Hot acid inched up her throat. “You’re kidding me,” She covered her mouth in horror. An instant whirl of thoughts went on a merry-go-round ride in her mind.

“Parker has done an excellent job hiding his, uh…proclivities,” Dottie continued. “Anytime there’s been an event or any social function, he makes sure he’s escorted by a grown woman. Of course his dates have always been flat as a board, short-haired waifs who resembled—”

“Thirteen-year-old girls,” Lane blurted.

“Yeah,” Dottie agreed. “See why you were such a surprise for everyone. I mean, you’re a w-o-m-a-n. With all those curves, you should have been on the front cover of Playboy, not on the arm of Parker Lockland.”

Try as she may, Lane had a heck of a time staving off the urge to puke.

“How did you and Parker meet?” Jax asked from the doorway.

Embarrassed, Lane wanted to rail against him for not telling her about Parker and his sick inclinations. But if the shoe was on the other foot, she wouldn’t have said anything either. Swallowing hard, she worked herself toward an answer. Fire rose in her belly while misdirected blame found a victim in Jackson Thornbird.

In a matter of minutes, her world had turned on its axis and decided to careen into the opposite direction.

“Uh, I met him on one of those online sites, Luv.com. I wasn’t having much success between running the coffee shop or classes. I didn’t have time to meet anyone…decent.” She pushed down the humiliation at how desperate she sounded.

“Did you post a picture with your profile?” he prodded.

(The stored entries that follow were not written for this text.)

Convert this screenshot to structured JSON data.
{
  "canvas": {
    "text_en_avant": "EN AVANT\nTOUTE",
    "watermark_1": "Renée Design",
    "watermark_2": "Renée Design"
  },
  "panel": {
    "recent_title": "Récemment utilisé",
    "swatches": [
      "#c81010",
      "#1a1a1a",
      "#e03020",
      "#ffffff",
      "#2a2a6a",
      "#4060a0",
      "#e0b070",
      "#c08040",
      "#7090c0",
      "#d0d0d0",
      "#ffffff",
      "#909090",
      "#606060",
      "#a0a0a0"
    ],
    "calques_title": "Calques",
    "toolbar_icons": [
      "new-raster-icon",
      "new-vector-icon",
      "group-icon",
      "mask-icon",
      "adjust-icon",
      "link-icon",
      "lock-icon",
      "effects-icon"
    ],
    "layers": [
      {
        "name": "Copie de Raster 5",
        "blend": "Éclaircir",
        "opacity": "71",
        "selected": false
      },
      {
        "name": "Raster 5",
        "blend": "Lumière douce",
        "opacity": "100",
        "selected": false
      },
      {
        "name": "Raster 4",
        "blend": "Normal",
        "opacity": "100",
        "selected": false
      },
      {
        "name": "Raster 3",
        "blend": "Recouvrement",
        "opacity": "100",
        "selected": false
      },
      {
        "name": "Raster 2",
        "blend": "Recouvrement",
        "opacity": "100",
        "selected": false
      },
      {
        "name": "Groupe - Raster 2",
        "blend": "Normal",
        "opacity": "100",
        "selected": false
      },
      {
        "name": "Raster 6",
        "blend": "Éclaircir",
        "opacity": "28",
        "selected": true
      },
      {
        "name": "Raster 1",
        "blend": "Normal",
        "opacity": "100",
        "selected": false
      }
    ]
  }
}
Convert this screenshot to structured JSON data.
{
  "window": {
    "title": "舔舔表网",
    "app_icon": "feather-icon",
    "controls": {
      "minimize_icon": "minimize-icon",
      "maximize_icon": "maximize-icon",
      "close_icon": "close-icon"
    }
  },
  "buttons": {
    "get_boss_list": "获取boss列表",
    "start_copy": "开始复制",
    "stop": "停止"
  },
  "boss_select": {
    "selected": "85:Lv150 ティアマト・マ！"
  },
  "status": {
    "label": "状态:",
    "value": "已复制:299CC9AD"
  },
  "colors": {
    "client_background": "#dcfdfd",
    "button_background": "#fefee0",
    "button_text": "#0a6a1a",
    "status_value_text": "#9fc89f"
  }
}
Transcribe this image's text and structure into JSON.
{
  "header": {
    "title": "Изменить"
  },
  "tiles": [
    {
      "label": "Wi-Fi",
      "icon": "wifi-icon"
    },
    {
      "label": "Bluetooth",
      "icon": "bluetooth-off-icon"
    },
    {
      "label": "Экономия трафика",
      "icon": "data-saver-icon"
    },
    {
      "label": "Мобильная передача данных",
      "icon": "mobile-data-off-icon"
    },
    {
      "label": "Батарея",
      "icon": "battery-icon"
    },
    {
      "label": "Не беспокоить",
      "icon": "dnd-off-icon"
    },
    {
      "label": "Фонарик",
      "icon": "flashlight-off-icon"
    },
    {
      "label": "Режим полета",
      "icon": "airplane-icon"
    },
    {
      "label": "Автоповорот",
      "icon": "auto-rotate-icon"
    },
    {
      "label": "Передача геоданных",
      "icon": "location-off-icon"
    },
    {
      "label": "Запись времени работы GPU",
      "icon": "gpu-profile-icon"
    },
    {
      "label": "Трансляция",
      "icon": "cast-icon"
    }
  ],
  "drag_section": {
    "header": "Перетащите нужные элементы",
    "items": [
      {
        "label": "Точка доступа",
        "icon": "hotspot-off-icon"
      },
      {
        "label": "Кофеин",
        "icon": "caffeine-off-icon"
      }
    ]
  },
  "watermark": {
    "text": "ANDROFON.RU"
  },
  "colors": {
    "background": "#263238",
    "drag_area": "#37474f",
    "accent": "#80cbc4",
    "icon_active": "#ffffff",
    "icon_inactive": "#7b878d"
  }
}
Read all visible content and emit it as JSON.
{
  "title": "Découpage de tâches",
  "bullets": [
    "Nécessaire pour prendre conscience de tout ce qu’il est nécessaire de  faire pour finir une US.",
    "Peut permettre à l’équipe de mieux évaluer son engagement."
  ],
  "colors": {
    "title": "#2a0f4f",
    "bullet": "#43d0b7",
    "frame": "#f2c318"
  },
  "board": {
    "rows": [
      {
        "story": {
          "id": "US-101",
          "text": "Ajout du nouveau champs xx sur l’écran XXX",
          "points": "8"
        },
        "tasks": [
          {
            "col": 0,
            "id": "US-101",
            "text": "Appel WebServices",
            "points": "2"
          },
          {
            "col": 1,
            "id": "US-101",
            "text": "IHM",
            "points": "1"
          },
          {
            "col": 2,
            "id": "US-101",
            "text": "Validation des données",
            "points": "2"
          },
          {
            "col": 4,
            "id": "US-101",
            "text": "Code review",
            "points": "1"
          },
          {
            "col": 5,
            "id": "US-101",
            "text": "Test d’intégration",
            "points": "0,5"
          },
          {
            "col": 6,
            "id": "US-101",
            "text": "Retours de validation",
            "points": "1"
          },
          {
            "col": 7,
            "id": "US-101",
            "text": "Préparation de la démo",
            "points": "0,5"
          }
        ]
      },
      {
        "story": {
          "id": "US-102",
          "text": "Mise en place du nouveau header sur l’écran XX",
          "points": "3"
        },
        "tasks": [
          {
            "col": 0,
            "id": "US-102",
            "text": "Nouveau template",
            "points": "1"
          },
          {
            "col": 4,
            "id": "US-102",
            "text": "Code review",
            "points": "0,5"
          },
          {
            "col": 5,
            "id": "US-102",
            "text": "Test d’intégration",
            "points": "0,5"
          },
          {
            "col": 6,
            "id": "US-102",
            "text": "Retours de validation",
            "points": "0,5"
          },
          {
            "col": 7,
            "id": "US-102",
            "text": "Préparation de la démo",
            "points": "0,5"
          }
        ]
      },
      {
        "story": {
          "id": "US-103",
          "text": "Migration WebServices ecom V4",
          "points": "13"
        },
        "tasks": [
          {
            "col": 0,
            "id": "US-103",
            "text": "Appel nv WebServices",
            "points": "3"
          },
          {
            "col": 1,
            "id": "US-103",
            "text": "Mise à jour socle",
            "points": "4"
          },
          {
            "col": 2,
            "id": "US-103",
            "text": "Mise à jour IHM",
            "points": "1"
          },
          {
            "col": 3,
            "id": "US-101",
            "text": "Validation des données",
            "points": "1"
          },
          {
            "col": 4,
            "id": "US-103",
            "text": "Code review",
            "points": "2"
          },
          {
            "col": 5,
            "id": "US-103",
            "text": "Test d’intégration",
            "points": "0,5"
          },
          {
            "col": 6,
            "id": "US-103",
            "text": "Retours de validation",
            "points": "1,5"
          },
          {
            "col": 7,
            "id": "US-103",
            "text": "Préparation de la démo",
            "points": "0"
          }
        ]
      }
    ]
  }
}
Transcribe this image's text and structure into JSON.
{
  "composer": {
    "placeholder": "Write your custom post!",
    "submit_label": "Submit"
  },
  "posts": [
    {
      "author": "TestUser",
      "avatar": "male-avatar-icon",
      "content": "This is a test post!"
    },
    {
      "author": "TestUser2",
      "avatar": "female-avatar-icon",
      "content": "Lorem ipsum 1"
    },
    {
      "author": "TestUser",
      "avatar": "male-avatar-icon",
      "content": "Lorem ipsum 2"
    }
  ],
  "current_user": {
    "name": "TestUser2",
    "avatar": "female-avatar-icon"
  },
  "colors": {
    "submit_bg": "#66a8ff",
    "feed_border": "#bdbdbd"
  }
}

“Sure, it’s mandatory.” Lane stood, hoping the ill wave of nausea would leave her soon. From the corner of her eye, she caught Dottie giving her son a small nod.

“You look a tad green, hon, are you okay?” Jax’s mother laid the reports on the desk and crossed the room to comfort her. “In my experience, people can never hide their true selves for very long.” Dottie grabbed her shoulders and guided her to the couch. “I’m sure there’s something Parker did to make you wonder.”

“Well I…. We….”

“Sex?” Dottie pushed.

She nodded. “So awful it had to be on purpose.”

“What about your looks?”

Lane had been so focused on Dottie and not humiliating herself further, she hadn’t realized Jax had made his way closer to her. With that familiar expression of determination on his face, he stood in front of her. At least it was better than pity. Pity from Jax would have completely undone her.

“Uh, yeah.” She bit her lip and tried to recall. “He wanted me to lose weight.”

“How many pounds?”

“About thirty, but said forty would be better. He signed me up at the East Bank Club for personal training and Pilates. I pretended to go but almost always ditched for the bookstore or the movies,” she said, chagrined at her own laziness. “I put on more weight by avoiding the workouts altogether.”

Dottie’s laughter lightened the tension in the room by a degree. The sound reminded her of bells, and helped ease the knot curled within her shoulders.

“What about your breasts?” He pushed. “Did he want you to get a reduction?”

“He may have….” Lane blew out breath before she answered. “Mentioned it a few times.” She started to remember.

“Hmm,” he groaned. Jax rubbed the side of his face as his eyes took on a faraway look. She could tell by his grimace a spark of an idea had started to take shape in his head. Too overwhelmed at the moment, she didn’t bother to ask what he had come up with.